For that reason, in the world of fashion is it important to not only remove yourself as much as you can from constant comparison but also to find and create solidarity with women. While fashion can be mechanised to divide women, it can also exist to be a bonding experience. Personally, sharing clothes is my platonic love language. I’m not alone in this, models Noa Indigo Blaaker and Irene Agustin, meeting as English-speaking girls at a French casting, combine their closet spaces in Paris to share items that compliment their different styles. In my own experience of female friendship, their jeans make my bop costumes better, their going out tops I frequent in Revs, and even their socks are put to use in very desperate times. In Cambridge especially, this can be truly magical; borrowing my friends’ dresses and getting ready for Formal together is the girlhood I’d been waiting for.
“To all the women I have taken inspiration from, thank you all for making my style drastically better”
Borrowing clothes is a great way of exploring your style, especially when you’re not sure if something is for you and don’t want to fork out just yet. It is also a practice of sustainable fashion.

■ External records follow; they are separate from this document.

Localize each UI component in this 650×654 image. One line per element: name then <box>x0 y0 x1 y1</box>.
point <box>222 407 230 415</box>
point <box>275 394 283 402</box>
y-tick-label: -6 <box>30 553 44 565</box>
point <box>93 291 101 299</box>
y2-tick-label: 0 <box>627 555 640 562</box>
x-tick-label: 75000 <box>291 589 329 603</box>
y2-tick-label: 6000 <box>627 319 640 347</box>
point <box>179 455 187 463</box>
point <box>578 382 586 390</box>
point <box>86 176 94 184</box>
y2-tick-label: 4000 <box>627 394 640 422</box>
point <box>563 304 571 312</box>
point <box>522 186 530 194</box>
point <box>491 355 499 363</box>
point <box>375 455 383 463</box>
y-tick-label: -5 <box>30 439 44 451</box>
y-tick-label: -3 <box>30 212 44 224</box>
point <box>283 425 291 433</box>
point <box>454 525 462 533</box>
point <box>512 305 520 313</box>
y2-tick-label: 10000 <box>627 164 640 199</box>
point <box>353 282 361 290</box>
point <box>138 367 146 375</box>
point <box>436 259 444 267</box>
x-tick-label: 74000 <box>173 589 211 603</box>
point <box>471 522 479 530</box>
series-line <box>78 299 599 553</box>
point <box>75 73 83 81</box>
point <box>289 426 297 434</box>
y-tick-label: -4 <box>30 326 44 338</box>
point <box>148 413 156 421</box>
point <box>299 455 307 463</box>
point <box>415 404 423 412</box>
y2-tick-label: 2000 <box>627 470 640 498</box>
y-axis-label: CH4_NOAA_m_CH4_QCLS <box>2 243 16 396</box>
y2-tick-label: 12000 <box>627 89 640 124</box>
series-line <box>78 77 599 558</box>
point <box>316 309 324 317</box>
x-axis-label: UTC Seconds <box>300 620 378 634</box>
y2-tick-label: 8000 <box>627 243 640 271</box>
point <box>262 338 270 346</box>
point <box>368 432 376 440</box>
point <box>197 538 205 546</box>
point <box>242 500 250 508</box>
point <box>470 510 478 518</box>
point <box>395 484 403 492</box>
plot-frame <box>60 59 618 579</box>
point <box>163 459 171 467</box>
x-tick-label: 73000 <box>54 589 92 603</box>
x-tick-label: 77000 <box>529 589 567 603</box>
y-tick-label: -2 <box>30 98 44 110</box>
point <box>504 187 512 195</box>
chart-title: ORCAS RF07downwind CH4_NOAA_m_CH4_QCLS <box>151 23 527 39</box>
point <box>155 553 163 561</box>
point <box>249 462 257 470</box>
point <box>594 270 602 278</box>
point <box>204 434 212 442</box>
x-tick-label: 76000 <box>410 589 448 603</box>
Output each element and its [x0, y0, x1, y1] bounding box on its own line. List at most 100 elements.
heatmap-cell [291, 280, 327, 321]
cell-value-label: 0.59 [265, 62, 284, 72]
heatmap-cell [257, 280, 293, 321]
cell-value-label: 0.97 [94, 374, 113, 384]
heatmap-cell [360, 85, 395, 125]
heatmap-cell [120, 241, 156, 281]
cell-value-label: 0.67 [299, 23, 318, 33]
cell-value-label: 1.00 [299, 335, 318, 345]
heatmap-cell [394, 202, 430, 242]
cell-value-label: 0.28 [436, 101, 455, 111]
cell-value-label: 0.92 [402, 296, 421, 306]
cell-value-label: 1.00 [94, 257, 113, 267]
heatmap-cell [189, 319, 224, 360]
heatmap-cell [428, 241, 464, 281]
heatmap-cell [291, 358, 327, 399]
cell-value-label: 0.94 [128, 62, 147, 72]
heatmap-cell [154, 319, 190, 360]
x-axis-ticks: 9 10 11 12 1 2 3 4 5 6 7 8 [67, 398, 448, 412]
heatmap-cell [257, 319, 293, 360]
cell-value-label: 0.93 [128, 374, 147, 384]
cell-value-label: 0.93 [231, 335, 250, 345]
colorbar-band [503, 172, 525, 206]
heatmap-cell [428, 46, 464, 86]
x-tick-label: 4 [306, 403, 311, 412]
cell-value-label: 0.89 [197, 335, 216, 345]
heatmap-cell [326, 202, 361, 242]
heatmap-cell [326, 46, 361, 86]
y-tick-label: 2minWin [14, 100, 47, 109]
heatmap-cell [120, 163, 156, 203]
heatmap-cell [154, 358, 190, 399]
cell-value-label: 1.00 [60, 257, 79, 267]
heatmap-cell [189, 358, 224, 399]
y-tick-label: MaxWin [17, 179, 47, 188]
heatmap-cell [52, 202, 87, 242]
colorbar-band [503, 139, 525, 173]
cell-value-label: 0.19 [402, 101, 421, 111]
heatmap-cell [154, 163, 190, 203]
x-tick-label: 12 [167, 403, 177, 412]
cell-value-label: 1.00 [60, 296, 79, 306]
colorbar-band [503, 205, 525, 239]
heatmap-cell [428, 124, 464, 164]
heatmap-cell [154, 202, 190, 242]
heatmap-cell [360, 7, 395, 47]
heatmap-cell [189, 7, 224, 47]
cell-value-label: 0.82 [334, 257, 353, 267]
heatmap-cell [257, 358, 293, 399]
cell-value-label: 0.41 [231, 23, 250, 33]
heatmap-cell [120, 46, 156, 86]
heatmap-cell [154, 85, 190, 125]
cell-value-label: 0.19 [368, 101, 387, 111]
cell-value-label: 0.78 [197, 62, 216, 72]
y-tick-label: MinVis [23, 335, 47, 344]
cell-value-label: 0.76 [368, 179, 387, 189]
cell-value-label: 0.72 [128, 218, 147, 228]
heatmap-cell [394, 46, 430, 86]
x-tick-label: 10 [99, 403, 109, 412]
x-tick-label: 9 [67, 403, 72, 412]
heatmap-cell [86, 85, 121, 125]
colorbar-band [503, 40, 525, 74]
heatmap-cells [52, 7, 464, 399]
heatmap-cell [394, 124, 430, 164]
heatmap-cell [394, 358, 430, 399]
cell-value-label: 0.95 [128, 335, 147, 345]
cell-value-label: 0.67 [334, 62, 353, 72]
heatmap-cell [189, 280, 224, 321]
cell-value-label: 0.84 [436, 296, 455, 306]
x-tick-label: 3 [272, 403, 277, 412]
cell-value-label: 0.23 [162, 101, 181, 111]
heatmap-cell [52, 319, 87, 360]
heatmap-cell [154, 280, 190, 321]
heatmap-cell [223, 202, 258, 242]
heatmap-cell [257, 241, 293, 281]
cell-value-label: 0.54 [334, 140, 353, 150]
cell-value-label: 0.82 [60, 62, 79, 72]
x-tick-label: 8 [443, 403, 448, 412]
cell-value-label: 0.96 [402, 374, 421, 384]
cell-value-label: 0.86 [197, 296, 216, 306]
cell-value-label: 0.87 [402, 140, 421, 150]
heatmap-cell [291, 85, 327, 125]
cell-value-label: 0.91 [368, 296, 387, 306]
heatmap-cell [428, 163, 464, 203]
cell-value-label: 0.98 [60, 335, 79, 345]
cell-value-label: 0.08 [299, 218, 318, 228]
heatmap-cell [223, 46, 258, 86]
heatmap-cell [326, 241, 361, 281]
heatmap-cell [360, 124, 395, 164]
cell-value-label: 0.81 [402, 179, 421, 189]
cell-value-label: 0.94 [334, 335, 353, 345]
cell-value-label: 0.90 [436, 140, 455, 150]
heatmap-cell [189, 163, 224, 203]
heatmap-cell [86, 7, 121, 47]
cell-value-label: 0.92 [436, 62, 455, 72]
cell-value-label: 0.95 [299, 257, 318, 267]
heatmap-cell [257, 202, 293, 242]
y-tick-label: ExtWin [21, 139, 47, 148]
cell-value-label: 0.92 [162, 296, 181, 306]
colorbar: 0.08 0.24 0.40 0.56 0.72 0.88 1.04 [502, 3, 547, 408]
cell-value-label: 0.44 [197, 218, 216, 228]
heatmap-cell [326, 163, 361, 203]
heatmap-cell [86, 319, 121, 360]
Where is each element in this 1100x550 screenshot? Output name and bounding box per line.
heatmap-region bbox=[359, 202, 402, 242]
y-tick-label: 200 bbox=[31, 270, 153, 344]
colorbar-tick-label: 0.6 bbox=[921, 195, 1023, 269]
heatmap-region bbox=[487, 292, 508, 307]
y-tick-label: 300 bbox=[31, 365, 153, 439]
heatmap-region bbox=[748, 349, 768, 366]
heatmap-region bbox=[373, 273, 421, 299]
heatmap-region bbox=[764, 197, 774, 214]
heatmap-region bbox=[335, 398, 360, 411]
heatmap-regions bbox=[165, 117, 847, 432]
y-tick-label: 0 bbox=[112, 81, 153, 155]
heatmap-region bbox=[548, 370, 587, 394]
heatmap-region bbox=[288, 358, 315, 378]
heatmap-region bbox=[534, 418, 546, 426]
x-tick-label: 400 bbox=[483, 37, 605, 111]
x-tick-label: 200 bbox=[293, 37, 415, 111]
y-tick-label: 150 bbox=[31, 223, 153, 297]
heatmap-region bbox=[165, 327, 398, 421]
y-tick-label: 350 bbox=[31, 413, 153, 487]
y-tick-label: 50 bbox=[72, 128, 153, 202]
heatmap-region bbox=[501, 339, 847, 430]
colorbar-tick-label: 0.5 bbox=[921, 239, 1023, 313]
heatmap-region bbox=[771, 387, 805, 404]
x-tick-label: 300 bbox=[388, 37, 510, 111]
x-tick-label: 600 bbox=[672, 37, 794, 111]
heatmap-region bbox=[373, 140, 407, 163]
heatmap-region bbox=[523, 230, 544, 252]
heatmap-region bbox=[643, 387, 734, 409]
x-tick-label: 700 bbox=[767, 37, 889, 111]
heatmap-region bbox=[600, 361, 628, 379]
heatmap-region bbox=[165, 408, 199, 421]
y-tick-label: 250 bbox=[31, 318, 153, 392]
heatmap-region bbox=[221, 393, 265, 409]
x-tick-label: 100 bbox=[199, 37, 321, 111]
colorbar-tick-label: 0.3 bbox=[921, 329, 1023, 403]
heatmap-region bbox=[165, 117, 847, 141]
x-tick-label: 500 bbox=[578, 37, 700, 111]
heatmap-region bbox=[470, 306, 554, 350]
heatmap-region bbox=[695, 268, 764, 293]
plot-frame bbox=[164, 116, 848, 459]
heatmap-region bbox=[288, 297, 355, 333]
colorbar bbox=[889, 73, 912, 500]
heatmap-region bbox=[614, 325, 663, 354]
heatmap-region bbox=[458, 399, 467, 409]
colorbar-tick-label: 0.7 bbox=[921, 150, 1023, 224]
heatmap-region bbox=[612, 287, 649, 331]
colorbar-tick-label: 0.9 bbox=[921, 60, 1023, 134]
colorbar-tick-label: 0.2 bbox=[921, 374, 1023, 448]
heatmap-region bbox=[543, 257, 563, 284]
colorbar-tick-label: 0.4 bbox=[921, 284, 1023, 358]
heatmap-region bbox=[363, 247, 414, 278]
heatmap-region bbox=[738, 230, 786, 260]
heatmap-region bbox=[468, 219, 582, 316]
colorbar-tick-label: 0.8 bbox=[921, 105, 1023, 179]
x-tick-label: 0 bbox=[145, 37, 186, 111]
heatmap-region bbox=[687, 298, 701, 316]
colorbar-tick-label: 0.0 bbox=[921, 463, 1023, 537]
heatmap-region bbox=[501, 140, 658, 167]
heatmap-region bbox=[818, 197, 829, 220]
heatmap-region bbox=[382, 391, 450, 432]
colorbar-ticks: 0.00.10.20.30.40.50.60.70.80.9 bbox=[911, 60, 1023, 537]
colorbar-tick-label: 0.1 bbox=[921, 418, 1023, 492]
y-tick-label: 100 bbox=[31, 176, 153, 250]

The relentless pressure of consumerism and our deep-seated fears of being left behind are constantly manipulated by advertising – particularly in a time of cheap and quick purchasing like TikTok Shop. The reality of this is purchasing clothes we ultimately don’t want and don’t wear - please see my large Vinted wardrobe for exhibit A. But, alas, I am learning that borrowing from my friends, especially if it is for a one-off event, can save me from over-consuming and save my bank account. And it is not just the clothing I frequently steal, but the inspiration I get from other women that I treasure. My friends, sisters, mum, and female colleagues have all influenced and inspired my personal style.
Coming to university, I have enjoyed every aspect of girlhood dearly – bonding through fashion is just one of the many that has stood out to me. To all the women I have taken inspiration from, thank you all for making my style drastically better (it was needed), and thank you for showing me the joy of female solidarity. May a love like this find everyone.